Вначале пересмешницы-сестры пробовали поддразнивать и меня. Но вскоре убедились, что я «не обращаю внимания», а она «пристает».
— Нина влюблена в нашего брата, вы знаете? — хихикая, объясняли они гостям, не стесняясь присутствием самой Нины.
— Правда? — спрашивал гость.
Нина принимала серьезный вид, наклоняла голову набок и, слегка откинув тело назад, отвечала своим звонким, резким голосом:
— Да. Он мне нравится.
В этом, откинутом назад, длинном, худом теле было что-то воинственное, бесстыдное и требовательное. Взрослые женщины поэтому не любили ее:
— Бесстыдная, невоспитанная девчонка, — говорила, хмурясь, моя мать. — Мне не нравится, что вы с нею дружите, — обращалась она к моим сестрам.
— Разве она к нам приходит. Она к нему приходит, — справедливо возражали сестры, с некоторою неприязнью указывая на меня.
Мои разговоры с нею в сущности были достаточно безобидны. Она жала мне руку и, глядя, не смущаясь, прямо в глаза, спрашивала:
— Вы читали то-то? Вы были там-то? Видели это?
Но казалось, что эти вопросы она предлагала только
для приличия, на самом же деле ей хотелось говорить совершенно о другом. Но, бедная, она сама еще не знала других слов.

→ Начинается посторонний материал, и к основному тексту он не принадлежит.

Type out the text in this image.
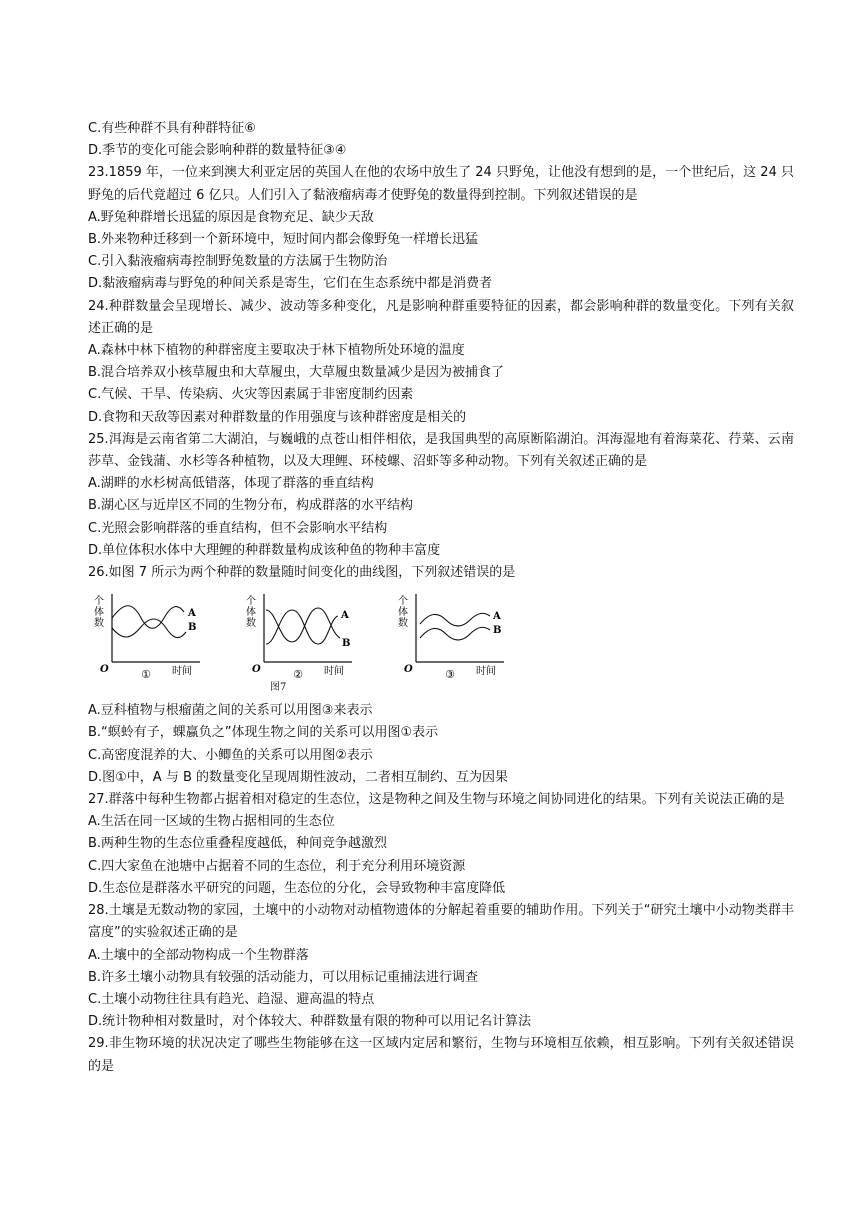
C.有些种群不具有种群特征⑥
D.季节的变化可能会影响种群的数量特征③④
23.1859 年，一位来到澳大利亚定居的英国人在他的农场中放生了 24 只野兔，让他没有想到的是，一个世纪后，这 24 只野兔的后代竟超过 6 亿只。人们引入了黏液瘤病毒才使野兔的数量得到控制。下列叙述错误的是
A.野兔种群增长迅猛的原因是食物充足、缺少天敌
B.外来物种迁移到一个新环境中，短时间内都会像野兔一样增长迅猛
C.引入黏液瘤病毒控制野兔数量的方法属于生物防治
D.黏液瘤病毒与野兔的种间关系是寄生，它们在生态系统中都是消费者
24.种群数量会呈现增长、减少、波动等多种变化，凡是影响种群重要特征的因素，都会影响种群的数量变化。下列有关叙述正确的是
A.森林中林下植物的种群密度主要取决于林下植物所处环境的温度
B.混合培养双小核草履虫和大草履虫，大草履虫数量减少是因为被捕食了
C.气候、干旱、传染病、火灾等因素属于非密度制约因素
D.食物和天敌等因素对种群数量的作用强度与该种群密度是相关的
25.洱海是云南省第二大湖泊，与巍峨的点苍山相伴相依，是我国典型的高原断陷湖泊。洱海湿地有着海菜花、荇菜、云南莎草、金钱蒲、水杉等各种植物，以及大理鲤、环棱螺、沼虾等多种动物。下列有关叙述正确的是
A.湖畔的水杉树高低错落，体现了群落的垂直结构
B.湖心区与近岸区不同的生物分布，构成群落的水平结构
C.光照会影响群落的垂直结构，但不会影响水平结构
D.单位体积水体中大理鲤的种群数量构成该种鱼的物种丰富度
26.如图 7 所示为两个种群的数量随时间变化的曲线图，下列叙述错误的是
个
体
数
A
B
O	时间
①
个
体
数
A
B
O	时间
②
个
体
数
A
B
O	时间
③
图7
A.豆科植物与根瘤菌之间的关系可以用图③来表示
B.“螟蛉有子，蜾蠃负之”体现生物之间的关系可以用图①表示
C.高密度混养的大、小鲫鱼的关系可以用图②表示
D.图①中，A 与 B 的数量变化呈现周期性波动，二者相互制约、互为因果
27.群落中每种生物都占据着相对稳定的生态位，这是物种之间及生物与环境之间协同进化的结果。下列有关说法正确的是
A.生活在同一区域的生物占据相同的生态位
B.两种生物的生态位重叠程度越低，种间竞争越激烈
C.四大家鱼在池塘中占据着不同的生态位，利于充分利用环境资源
D.生态位是群落水平研究的问题，生态位的分化，会导致物种丰富度降低
28.土壤是无数动物的家园，土壤中的小动物对动植物遗体的分解起着重要的辅助作用。下列关于“研究土壤中小动物类群丰富度”的实验叙述正确的是
A.土壤中的全部动物构成一个生物群落
B.许多土壤小动物具有较强的活动能力，可以用标记重捕法进行调查
C.土壤小动物往往具有趋光、趋湿、避高温的特点
D.统计物种相对数量时，对个体较大、种群数量有限的物种可以用记名计算法
29.非生物环境的状况决定了哪些生物能够在这一区域内定居和繁衍，生物与环境相互依赖，相互影响。下列有关叙述错误的是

Ее лицо было серьезно и пытливо. Она стояла не волнуясь, спокойно, бесстыдно, строго, требовательно.
Я говорил:
— Вы балуете меня цветами. Это очень любезно.
Она, не опуская карих, слегка выпуклых глаз, отвечала:
— Мне приятно вам дарить цветы. Мне так нравится.
Ее сильные, недетские руки, с широкой, развитой костью были немного влажны. Она не нравилась мне. Я глядел на нее и думал, что она ничего, ничего не имеет общего с девушкой, у которой бледное, тонкое лицо с красиво очерченными губами и длинными, нежными ресницами и которая в мое отсутствие пишет среди геометрических формул об асимптотах параболы:
«Я сидела на вашем стуле пять минут. Нина К. До свидания».
II
Проходило время. Мои сестры выросли, стали реже смеяться и, когда разговаривали с молодыми людьми, выставляли вперед ногу, откидывая назад тело, и в их позе мне иногда смутно чудилось что-то бесстыдное и нежно-требовательное. Появлялась весна, как чудо, приникала к окнам и не отходила от них до самого рассвета, — хотя все спали и во всем городе было торжественно и дремотно тихо. Появлялась весна — благословенное безумие, когда кажется, что за углом, или в парке, или в гостях, или — уж не знаю, где — сейчас встретишь задумчивую девушку, с бледным, тонким лицом; ее темные волосы разделены пробором, длинные, нежные ресницы бросают тень на глаза и красиво очерченные губы скажут то, что нужнее жизни, нужнее всего в мире…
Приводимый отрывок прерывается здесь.